Big 3 Bailout and Public Schools


Cato economist Andrew Coulson has a great new post arguing that Big-Three US Automakers ought to emulate public schools if they want to lower expectations while demanding more taxpayer money:

…Consider how well this has worked for public schools. Between 1970 and 2005, real, inflation-adjusted public school revenues more than doubled, to nearly $12,000 per pupil. And the schools didn’t have to compete with anyone or show any improvement to get it! According to the National Assessment of Educational progress, 17-year-olds perform no better academically today than they did back in 1970.

If the auto industry had gotten a similarly sweet deal (double the revenue, no improvement required) Chevrolet would still be able to sell 1971 Impalas today, at a whopping $43,479! Due to the rigors of competition, however, they’ve been forced to innovate and keep prices down.
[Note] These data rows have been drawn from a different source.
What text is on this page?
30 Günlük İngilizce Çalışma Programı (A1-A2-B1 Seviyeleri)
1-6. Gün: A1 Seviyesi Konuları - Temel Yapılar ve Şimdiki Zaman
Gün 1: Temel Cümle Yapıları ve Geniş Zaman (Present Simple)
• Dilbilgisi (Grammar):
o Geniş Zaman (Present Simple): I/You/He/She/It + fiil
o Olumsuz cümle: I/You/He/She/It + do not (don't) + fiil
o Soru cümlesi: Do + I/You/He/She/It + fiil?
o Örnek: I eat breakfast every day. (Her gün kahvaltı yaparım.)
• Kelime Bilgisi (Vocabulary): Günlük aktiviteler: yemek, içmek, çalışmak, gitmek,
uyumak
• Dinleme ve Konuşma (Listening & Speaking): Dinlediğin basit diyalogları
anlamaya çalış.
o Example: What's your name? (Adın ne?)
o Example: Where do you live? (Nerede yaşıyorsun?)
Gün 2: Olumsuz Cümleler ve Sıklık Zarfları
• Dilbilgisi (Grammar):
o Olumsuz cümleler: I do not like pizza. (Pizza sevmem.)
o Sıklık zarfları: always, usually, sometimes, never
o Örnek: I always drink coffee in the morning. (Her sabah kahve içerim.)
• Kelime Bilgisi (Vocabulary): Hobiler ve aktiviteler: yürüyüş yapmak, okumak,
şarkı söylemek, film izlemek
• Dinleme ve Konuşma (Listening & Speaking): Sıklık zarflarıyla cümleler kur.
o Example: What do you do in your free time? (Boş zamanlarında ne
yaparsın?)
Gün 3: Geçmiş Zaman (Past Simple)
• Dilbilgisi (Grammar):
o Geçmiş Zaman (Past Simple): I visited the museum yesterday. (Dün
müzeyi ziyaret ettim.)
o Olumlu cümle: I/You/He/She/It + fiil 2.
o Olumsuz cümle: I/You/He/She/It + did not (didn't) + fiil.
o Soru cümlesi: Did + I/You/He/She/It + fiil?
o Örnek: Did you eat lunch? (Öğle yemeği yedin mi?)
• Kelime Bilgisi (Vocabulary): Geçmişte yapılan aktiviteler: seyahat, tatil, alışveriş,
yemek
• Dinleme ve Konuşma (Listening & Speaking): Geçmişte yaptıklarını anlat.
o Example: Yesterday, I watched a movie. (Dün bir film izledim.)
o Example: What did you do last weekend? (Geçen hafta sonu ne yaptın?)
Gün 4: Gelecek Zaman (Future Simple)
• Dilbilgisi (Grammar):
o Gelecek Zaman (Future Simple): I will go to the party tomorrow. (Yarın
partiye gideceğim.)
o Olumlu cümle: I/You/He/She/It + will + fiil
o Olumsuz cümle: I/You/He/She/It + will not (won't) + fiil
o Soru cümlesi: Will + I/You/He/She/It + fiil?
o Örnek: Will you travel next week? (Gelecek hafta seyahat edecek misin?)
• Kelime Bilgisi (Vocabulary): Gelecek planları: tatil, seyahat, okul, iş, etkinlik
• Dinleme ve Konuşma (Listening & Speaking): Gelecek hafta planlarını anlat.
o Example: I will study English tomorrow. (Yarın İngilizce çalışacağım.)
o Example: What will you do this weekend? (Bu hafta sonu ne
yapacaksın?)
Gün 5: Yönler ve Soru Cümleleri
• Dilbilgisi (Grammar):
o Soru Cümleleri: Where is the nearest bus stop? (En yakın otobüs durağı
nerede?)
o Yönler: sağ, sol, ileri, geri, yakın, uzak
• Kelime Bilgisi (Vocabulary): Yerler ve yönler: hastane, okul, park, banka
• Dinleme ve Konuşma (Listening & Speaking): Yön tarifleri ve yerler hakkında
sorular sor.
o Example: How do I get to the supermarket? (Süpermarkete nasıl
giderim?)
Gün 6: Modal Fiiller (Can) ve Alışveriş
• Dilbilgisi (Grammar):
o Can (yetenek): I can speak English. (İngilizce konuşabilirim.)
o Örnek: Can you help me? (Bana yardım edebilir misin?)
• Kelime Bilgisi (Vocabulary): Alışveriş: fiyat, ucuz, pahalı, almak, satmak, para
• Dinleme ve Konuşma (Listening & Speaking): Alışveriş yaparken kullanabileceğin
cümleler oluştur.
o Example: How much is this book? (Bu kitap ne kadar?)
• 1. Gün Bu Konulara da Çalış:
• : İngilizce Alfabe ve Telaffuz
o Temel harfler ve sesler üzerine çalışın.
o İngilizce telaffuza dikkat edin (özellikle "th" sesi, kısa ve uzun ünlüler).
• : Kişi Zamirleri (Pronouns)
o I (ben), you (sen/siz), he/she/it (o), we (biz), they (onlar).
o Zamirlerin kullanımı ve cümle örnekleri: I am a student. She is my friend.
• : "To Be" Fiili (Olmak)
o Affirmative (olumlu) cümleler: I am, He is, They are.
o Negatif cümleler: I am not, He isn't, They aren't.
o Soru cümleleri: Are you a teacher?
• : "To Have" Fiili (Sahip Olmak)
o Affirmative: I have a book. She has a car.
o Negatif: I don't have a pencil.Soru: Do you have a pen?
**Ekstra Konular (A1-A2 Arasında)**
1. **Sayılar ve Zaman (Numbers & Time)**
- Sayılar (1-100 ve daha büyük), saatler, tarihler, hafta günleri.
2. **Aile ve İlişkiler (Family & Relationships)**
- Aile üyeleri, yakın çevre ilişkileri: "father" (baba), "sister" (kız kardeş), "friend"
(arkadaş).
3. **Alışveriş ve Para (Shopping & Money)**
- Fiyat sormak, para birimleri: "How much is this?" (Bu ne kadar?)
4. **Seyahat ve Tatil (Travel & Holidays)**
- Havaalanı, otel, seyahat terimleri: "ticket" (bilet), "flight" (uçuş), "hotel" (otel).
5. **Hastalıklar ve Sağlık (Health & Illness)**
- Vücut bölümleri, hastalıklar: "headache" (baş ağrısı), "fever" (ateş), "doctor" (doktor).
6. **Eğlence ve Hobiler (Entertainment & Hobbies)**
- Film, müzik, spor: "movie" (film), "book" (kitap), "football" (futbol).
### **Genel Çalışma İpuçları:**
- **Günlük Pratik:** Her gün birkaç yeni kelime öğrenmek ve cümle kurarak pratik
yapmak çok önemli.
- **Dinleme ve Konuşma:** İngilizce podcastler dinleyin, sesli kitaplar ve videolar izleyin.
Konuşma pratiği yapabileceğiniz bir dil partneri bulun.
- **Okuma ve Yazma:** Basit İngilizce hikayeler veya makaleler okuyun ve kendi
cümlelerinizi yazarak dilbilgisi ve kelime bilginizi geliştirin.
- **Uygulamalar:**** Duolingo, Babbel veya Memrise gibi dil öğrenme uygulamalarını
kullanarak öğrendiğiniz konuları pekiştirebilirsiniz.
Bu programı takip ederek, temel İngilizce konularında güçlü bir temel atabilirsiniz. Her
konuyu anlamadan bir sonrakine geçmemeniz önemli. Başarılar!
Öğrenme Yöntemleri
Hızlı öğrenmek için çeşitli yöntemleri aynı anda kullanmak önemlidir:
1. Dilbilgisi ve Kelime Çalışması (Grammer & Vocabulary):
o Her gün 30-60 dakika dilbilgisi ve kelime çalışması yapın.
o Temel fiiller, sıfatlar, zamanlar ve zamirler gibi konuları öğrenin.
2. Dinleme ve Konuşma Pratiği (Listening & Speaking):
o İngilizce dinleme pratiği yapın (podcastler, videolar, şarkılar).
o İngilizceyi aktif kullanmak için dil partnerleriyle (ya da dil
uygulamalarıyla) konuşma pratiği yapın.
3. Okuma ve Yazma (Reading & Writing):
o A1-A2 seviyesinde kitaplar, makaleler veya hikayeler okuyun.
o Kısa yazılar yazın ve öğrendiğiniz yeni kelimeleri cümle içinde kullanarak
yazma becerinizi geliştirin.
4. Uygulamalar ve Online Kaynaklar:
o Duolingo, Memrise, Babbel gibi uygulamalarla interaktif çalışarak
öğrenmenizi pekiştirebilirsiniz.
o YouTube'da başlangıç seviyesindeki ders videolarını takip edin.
They’ve had to improve mileage and mechanicals, refine fit and finish, add airbags and On-Star, and they still can’t get away with charging more than $21,975 for their vastly improved 2008 model….

Read more here.


One response to “Big 3 Bailout and Public Schools

  1. This is a good analysis. There are a few details missing. In order for the Impala to be like our public schools, you would not be allowed to pick the color or options.

    If you took it in for service, the dealership would not fix it but may remove a plug wire since you came in and stirred up trouble.